# Shaeffer Snorkel



## juteck (Jun 20, 2010)

My father just gave me a Sheaffer snorkel, and I need to either learn how to repair it myself, or send it out for repair. I don't know the age or how to figure it out, but it looks like one of the models dated during the 1950s... maybe an Admiral ?? The rear cap threads fine, and the plunger and spring seem to operate ok. The snorkel assembly doesn't seem to twist out though. The front section does screw off, and the snorkel assembly is removable. I can't tell the condition of the sac, but I assume it is likely an original and will likely need to be replaced. The nib is an open single tone 14K gold nib, and appears to be in good condition. The feed has some ink staining on it, but it does not appear to be clogged from the fins that I can see. 

I have not tackled dis-assembly of any fountain pen other than the kit pens, so this is very new to me. I don't have any specialty tools for this kind of job either, so would need to consider that as well. For repairs to be sent out, I've looked at Richard Binder's website as a starting point, and it looks like he has about a 15-week turn around time. I'd rather not send something out for that long if I can avoid it.
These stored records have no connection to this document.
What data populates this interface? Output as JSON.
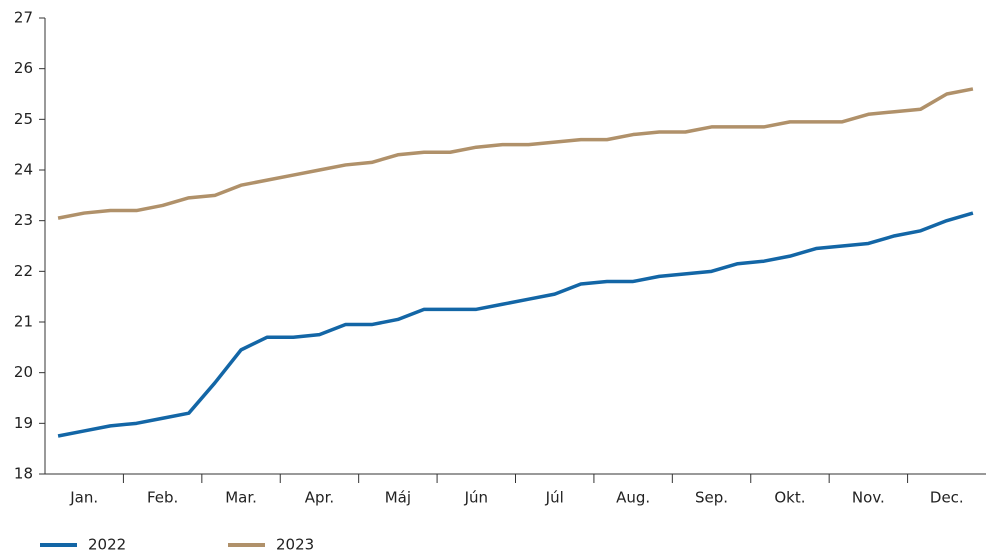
{
  "chart_data": {
    "type": "line",
    "categories": [
      null,
      "Jan.",
      null,
      null,
      "Feb.",
      null,
      null,
      "Mar.",
      null,
      null,
      "Apr.",
      null,
      null,
      "Máj",
      null,
      null,
      "Jún",
      null,
      null,
      "Júl",
      null,
      null,
      "Aug.",
      null,
      null,
      "Sep.",
      null,
      null,
      "Okt.",
      null,
      null,
      "Nov.",
      null,
      null,
      "Dec.",
      null
    ],
    "series": [
      {
        "name": "2022",
        "color": "#1366a6",
        "values": [
          18.75,
          18.85,
          18.95,
          19.0,
          19.1,
          19.2,
          19.8,
          20.45,
          20.7,
          20.7,
          20.75,
          20.95,
          20.95,
          21.05,
          21.25,
          21.25,
          21.25,
          21.35,
          21.45,
          21.55,
          21.75,
          21.8,
          21.8,
          21.9,
          21.95,
          22.0,
          22.15,
          22.2,
          22.3,
          22.45,
          22.5,
          22.55,
          22.7,
          22.8,
          23.0,
          23.15
        ]
      },
      {
        "name": "2023",
        "color": "#b0916a",
        "values": [
          23.05,
          23.15,
          23.2,
          23.2,
          23.3,
          23.45,
          23.5,
          23.7,
          23.8,
          23.9,
          24.0,
          24.1,
          24.15,
          24.3,
          24.35,
          24.35,
          24.45,
          24.5,
          24.5,
          24.55,
          24.6,
          24.6,
          24.7,
          24.75,
          24.75,
          24.85,
          24.85,
          24.85,
          24.95,
          24.95,
          24.95,
          25.1,
          25.15,
          25.2,
          25.5,
          25.6
        ]
      }
    ],
    "ylim": [
      18,
      27
    ],
    "yticks": [
      18,
      19,
      20,
      21,
      22,
      23,
      24,
      25,
      26,
      27
    ]
  }
}
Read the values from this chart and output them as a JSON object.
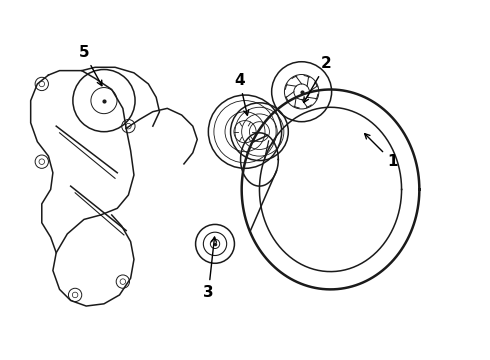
{
  "background_color": "#ffffff",
  "line_color": "#1a1a1a",
  "label_color": "#000000",
  "lw_main": 1.1,
  "lw_thick": 1.8
}
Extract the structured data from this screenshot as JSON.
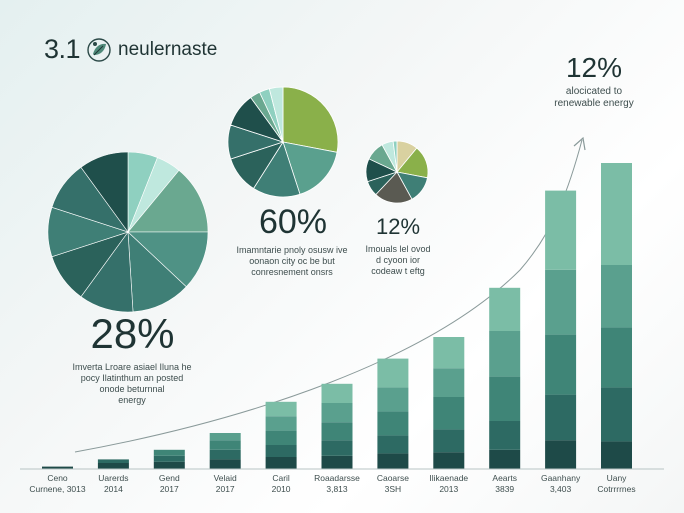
{
  "header": {
    "title_number": "3.1",
    "title_text": "neulernaste"
  },
  "stats": {
    "top_right": {
      "value": "12%",
      "note_line1": "alocicated to",
      "note_line2": "renewable energy"
    },
    "left_pie": {
      "value": "28%",
      "note_line1": "Imverta Lroare asiael Iluna he",
      "note_line2": "pocy Ilatinthum an posted",
      "note_line3": "onode beturnnal",
      "note_line4": "energy"
    },
    "mid_pie": {
      "value": "60%",
      "note_line1": "Imamntarie pnoly osusw ive",
      "note_line2": "oonaon city oc be but",
      "note_line3": "conresnement onsrs"
    },
    "small_pie": {
      "value": "12%",
      "note_line1": "Imouals lel ovod",
      "note_line2": "d cyoon ior",
      "note_line3": "codeaw t eftg"
    }
  },
  "colors": {
    "bar_shades": [
      "#1e4a48",
      "#2d6a63",
      "#3f8577",
      "#5aa08e",
      "#7bbda6"
    ],
    "pie_palette": [
      "#1f4f4b",
      "#2b625b",
      "#35706a",
      "#3f7f76",
      "#4f9285",
      "#6aa890",
      "#8fd0c0",
      "#bfe8de",
      "#8ab04a",
      "#d9d1a0",
      "#5a5a52"
    ],
    "trend_line": "#8a9a9a"
  },
  "chart_data": [
    {
      "type": "bar",
      "stacked": true,
      "categories": [
        "Ceno",
        "Uarerds",
        "Gend",
        "Velaid",
        "Caril",
        "Roaadarsse",
        "Caoarse",
        "Ilikaenade",
        "Aearts",
        "Gaanhany",
        "Uany"
      ],
      "category_sublabels": [
        "Curnene, 3013",
        "2014",
        "2017",
        "2017",
        "2010",
        "3,813",
        "3SH",
        "2013",
        "3839",
        "3,403",
        "Cotrrrrnes"
      ],
      "series": [
        {
          "values": [
            2,
            5,
            6,
            8,
            10,
            11,
            13,
            14,
            16,
            24,
            23
          ]
        },
        {
          "values": [
            0,
            3,
            5,
            8,
            10,
            13,
            15,
            19,
            24,
            38,
            45
          ]
        },
        {
          "values": [
            0,
            0,
            5,
            8,
            12,
            15,
            20,
            27,
            37,
            50,
            50
          ]
        },
        {
          "values": [
            0,
            0,
            0,
            6,
            12,
            16,
            20,
            24,
            38,
            54,
            52
          ]
        },
        {
          "values": [
            0,
            0,
            0,
            0,
            12,
            16,
            24,
            26,
            36,
            66,
            85
          ]
        }
      ],
      "ylim": [
        0,
        270
      ],
      "trend_arrow": true
    },
    {
      "type": "pie",
      "slices": [
        {
          "value": 6,
          "color": "#8fd0c0"
        },
        {
          "value": 5,
          "color": "#bfe8de"
        },
        {
          "value": 14,
          "color": "#6aa890"
        },
        {
          "value": 12,
          "color": "#4f9285"
        },
        {
          "value": 12,
          "color": "#3f7f76"
        },
        {
          "value": 11,
          "color": "#35706a"
        },
        {
          "value": 10,
          "color": "#2b625b"
        },
        {
          "value": 10,
          "color": "#3f7f76"
        },
        {
          "value": 10,
          "color": "#35706a"
        },
        {
          "value": 10,
          "color": "#1f4f4b"
        }
      ]
    },
    {
      "type": "pie",
      "slices": [
        {
          "value": 28,
          "color": "#8ab04a"
        },
        {
          "value": 17,
          "color": "#5aa08e"
        },
        {
          "value": 14,
          "color": "#3f7f76"
        },
        {
          "value": 11,
          "color": "#2b625b"
        },
        {
          "value": 10,
          "color": "#35706a"
        },
        {
          "value": 10,
          "color": "#1f4f4b"
        },
        {
          "value": 3,
          "color": "#6aa890"
        },
        {
          "value": 3,
          "color": "#8fd0c0"
        },
        {
          "value": 4,
          "color": "#bfe8de"
        }
      ]
    },
    {
      "type": "pie",
      "slices": [
        {
          "value": 11,
          "color": "#d9d1a0"
        },
        {
          "value": 17,
          "color": "#8ab04a"
        },
        {
          "value": 14,
          "color": "#3f7f76"
        },
        {
          "value": 20,
          "color": "#5a5a52"
        },
        {
          "value": 8,
          "color": "#2b625b"
        },
        {
          "value": 12,
          "color": "#1f4f4b"
        },
        {
          "value": 10,
          "color": "#6aa890"
        },
        {
          "value": 6,
          "color": "#bfe8de"
        },
        {
          "value": 2,
          "color": "#8fd0c0"
        }
      ]
    }
  ]
}
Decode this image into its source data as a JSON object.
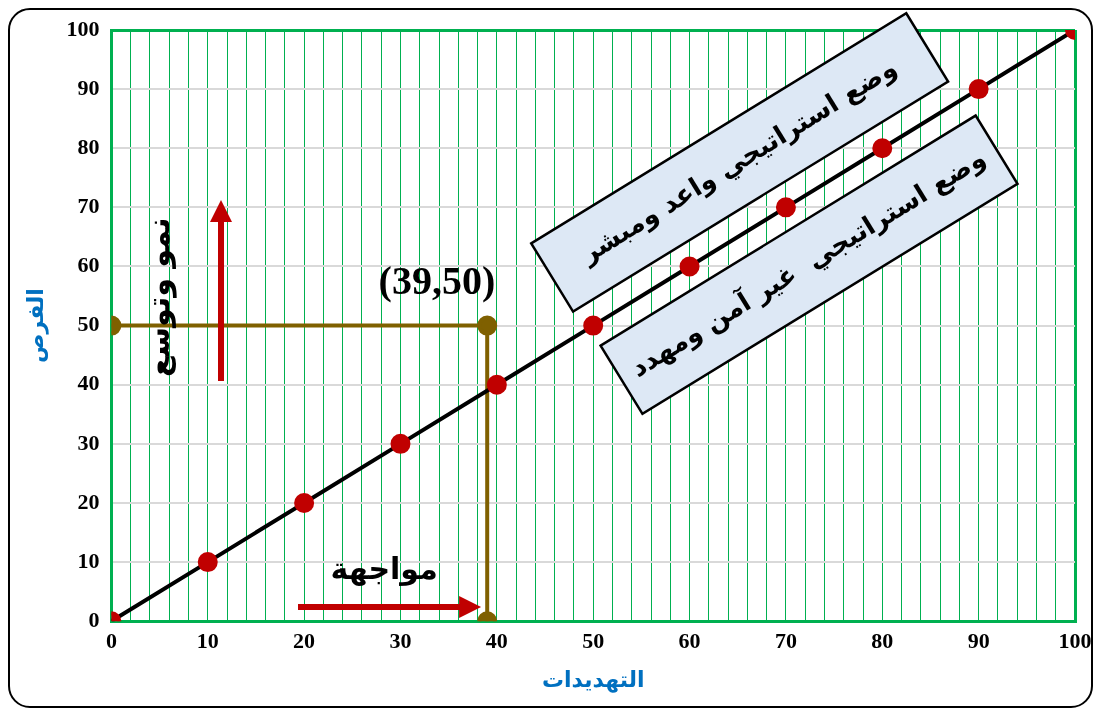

 I'm looking for recommendations from anyone who cares to offer them, for either repairing myself, or sending out.

Thanks,


----------



## ldb2000 (Jun 20, 2010)

The snorkles are a pain to fix and unless you have some experience with them it's better left to the experts . Check the fountain pen network www.fountainpennetwork.com . There are some guys there that do good work . Check in the Shaeffer forum .


----------



## penmaker56 (Jun 21, 2010)

My friend, Bert Heiserman, Pen Haven, Kensington, Md., specializes in repairing snorkels, and his turn around time is much shorter than Binders (when Sheaffer closed down their US factory, he got a lot of their parts). Email me and I will send you his information.


----------